Data Management performance guidelines white paper > Data Source Components (DSCs) > Relational Database (RDB) CDSC
 
Relational Database (RDB) CDSC
Introduction
The Relational Database (RDB) CDSC reads and writes case data to a relational Microsoft SQL Server database. A version of the CDSC is also available for Oracle databases.
The RDB CDSC has the following features:
Feature
UNICOM Intelligence database
Storage type
Database
Read
Yes
Write/update
Yes
Unbounded loops (levels)
Yes
Native WHERE clause support
Yes
Native expression support includes:
Respondent.Serial system variable compared to numeric values (for example, Respondent.Serial >= 10000).
Long or categorical variable is not null (for example, Age IS NOT NULL).
Compressed format
No
Multiple-user read
Yes
Multiple-user write
Yes
Data storage
The RDB CDSC uses a fixed schema where each response is written as an individual row in the Responses2 and, depending on the variable type, to OtherData2.
The fixed schema has the following advantages:
The number of schema tables is fixed so that no new tables need to be created.
The number of columns in each of the tables is fixed and relatively small (the byte limit is unlikely to be reached).
Multiple projects can be stored in the same database, reducing database administrative overhead (for example, user permissions need to be granted only once).
The schema stores case data on a per-response basis, rather than allocating space for variables that might never be used.
Data is written with an INSERT statement more often than an UPDATE statement, which reduces overhead.
The fixed schema has the following disadvantages:
The schema makes it more difficult to implement native WHERE clause evaluation because the data for a single respondent record is stored as multiple rows in the database. The schema also makes it more difficult for third-party applications to directly access the data.
An entire respondent record cannot be added through a single INSERT statement; each response needs to be added with individual statements. However, the logical respondent record can still be committed through a single transaction.
Fast access of individual variables relies on the VariableID index on the Responses2 and OtherData2 tables. Because the VariableID index is automatically created, it can become fragmented over time, which reduces read performance.

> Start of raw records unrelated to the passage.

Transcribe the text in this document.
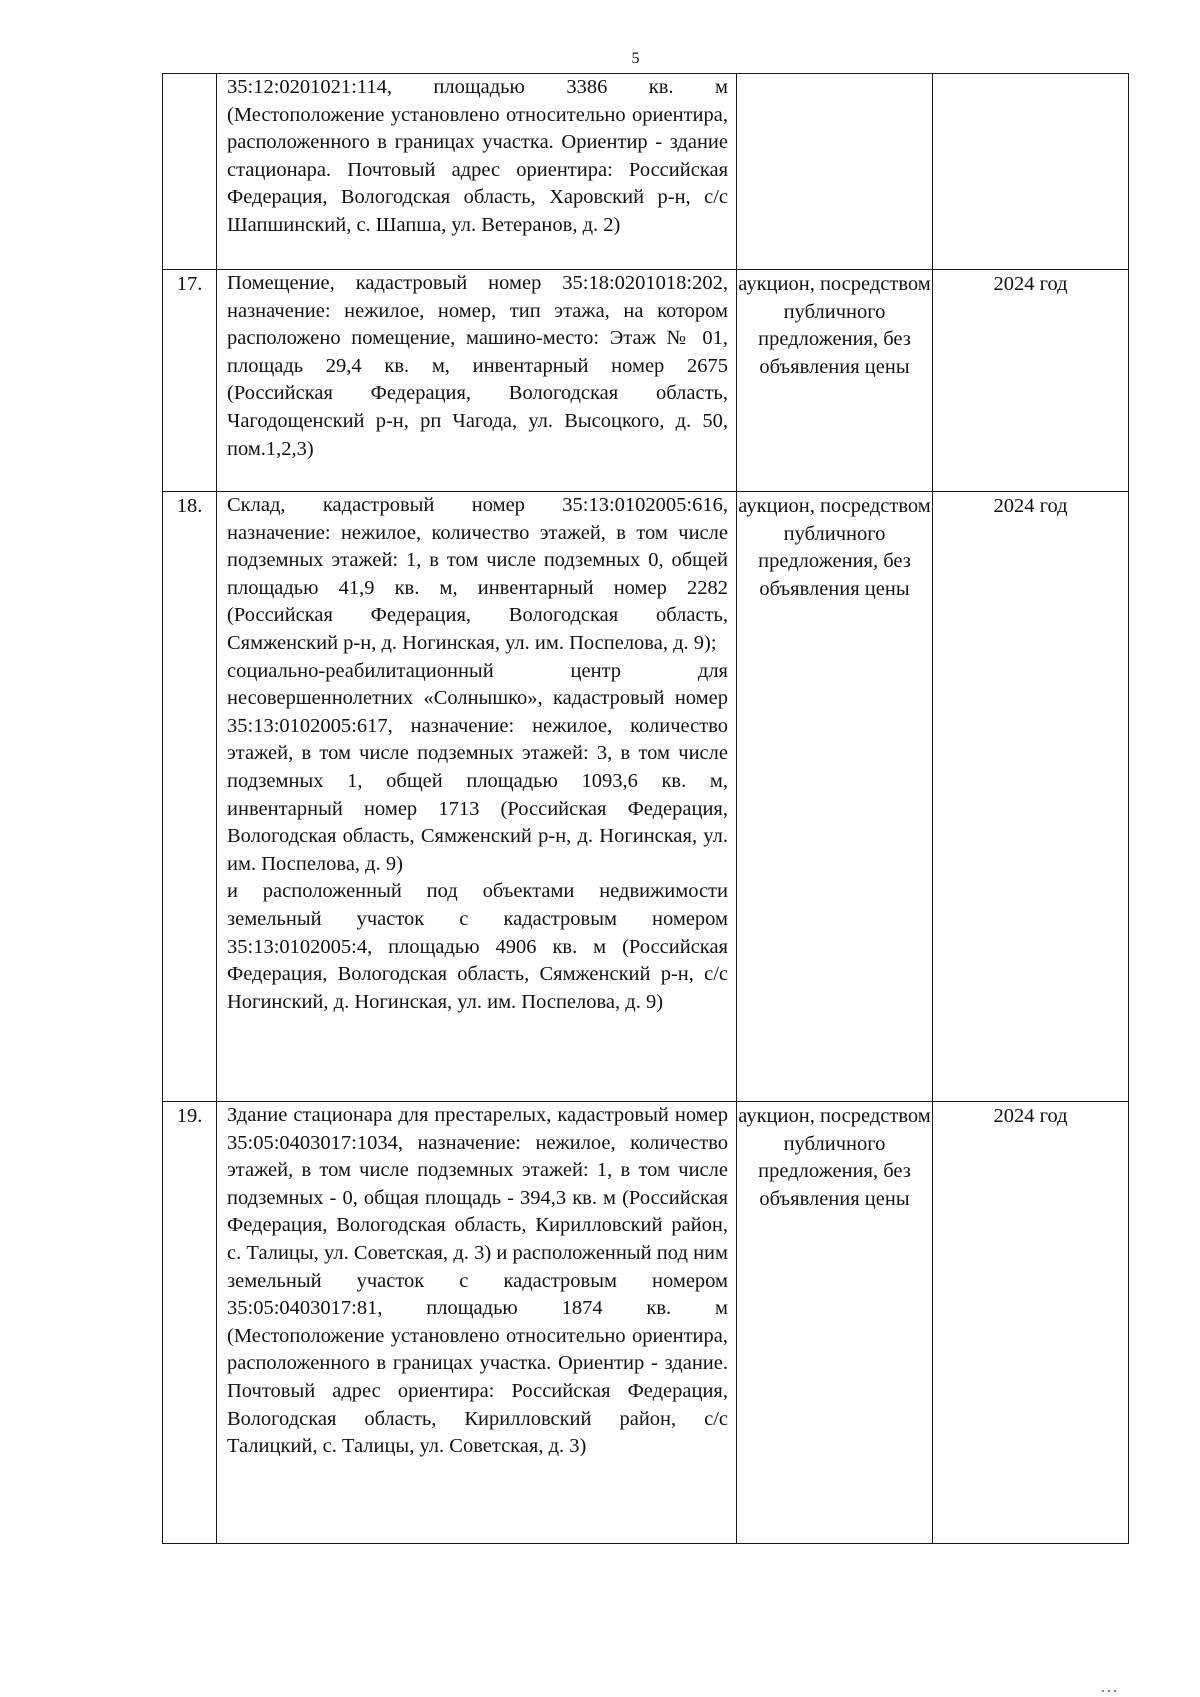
5

	35:12:0201021:114, площадью 3386 кв. м (Местоположение установлено относительно ориентира, расположенного в границах участка. Ориентир - здание стационара. Почтовый адрес ориентира: Российская Федерация, Вологодская область, Харовский р-н, с/с Шапшинский, с. Шапша, ул. Ветеранов, д. 2)		

17.	Помещение, кадастровый номер 35:18:0201018:202, назначение: нежилое, номер, тип этажа, на котором расположено помещение, машино-место: Этаж № 01, площадь 29,4 кв. м, инвентарный номер 2675 (Российская Федерация, Вологодская область, Чагодощенский р-н, рп Чагода, ул. Высоцкого, д. 50, пом.1,2,3)	аукцион, посредством публичного предложения, без объявления цены	2024 год
18.	Склад, кадастровый номер 35:13:0102005:616, назначение: нежилое, количество этажей, в том числе подземных этажей: 1, в том числе подземных 0, общей площадью 41,9 кв. м, инвентарный номер 2282 (Российская Федерация, Вологодская область, Сямженский р-н, д. Ногинская, ул. им. Поспелова, д. 9);
социально-реабилитационный центр для несовершеннолетних «Солнышко», кадастровый номер 35:13:0102005:617, назначение: нежилое, количество этажей, в том числе подземных этажей: 3, в том числе подземных 1, общей площадью 1093,6 кв. м, инвентарный номер 1713 (Российская Федерация, Вологодская область, Сямженский р-н, д. Ногинская, ул. им. Поспелова, д. 9)
и расположенный под объектами недвижимости земельный участок с кадастровым номером 35:13:0102005:4, площадью 4906 кв. м (Российская Федерация, Вологодская область, Сямженский р-н, с/с Ногинский, д. Ногинская, ул. им. Поспелова, д. 9)	аукцион, посредством публичного предложения, без объявления цены	2024 год
19.	Здание стационара для престарелых, кадастровый номер 35:05:0403017:1034, назначение: нежилое, количество этажей, в том числе подземных этажей: 1, в том числе подземных - 0, общая площадь - 394,3 кв. м (Российская Федерация, Вологодская область, Кирилловский район, с. Талицы, ул. Советская, д. 3) и расположенный под ним земельный участок с кадастровым номером 35:05:0403017:81, площадью 1874 кв. м (Местоположение установлено относительно ориентира, расположенного в границах участка. Ориентир - здание. Почтовый адрес ориентира: Российская Федерация, Вологодская область, Кирилловский район, с/с Талицкий, с. Талицы, ул. Советская, д. 3)	аукцион, посредством публичного предложения, без объявления цены	2024 год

The following table provides the overall storage file size (in megabytes) for the RDB CDSC:
RDB CDSC storage file size
skidemo
UNICOM Intelligence database
UNICOM Intelligence file
Quantum
Quanvert
SPSS
Total size
19
2.18
0.9
3.25
1.7
Backup
18.1
0.65
*
2
*
The total size of 19 MB was achieved after shrinking the database and truncating the transaction log. Before truncating the log and shrinking the database, the total file size was over 32 MB. The file size can be even larger, depending on fragmentation and fill factor size.
The storage size for the RDB CDSC is much larger than the other DSCs, due to the size of the indexes. The indexes account for approximately 50% of the total storage that is used by the CDSC.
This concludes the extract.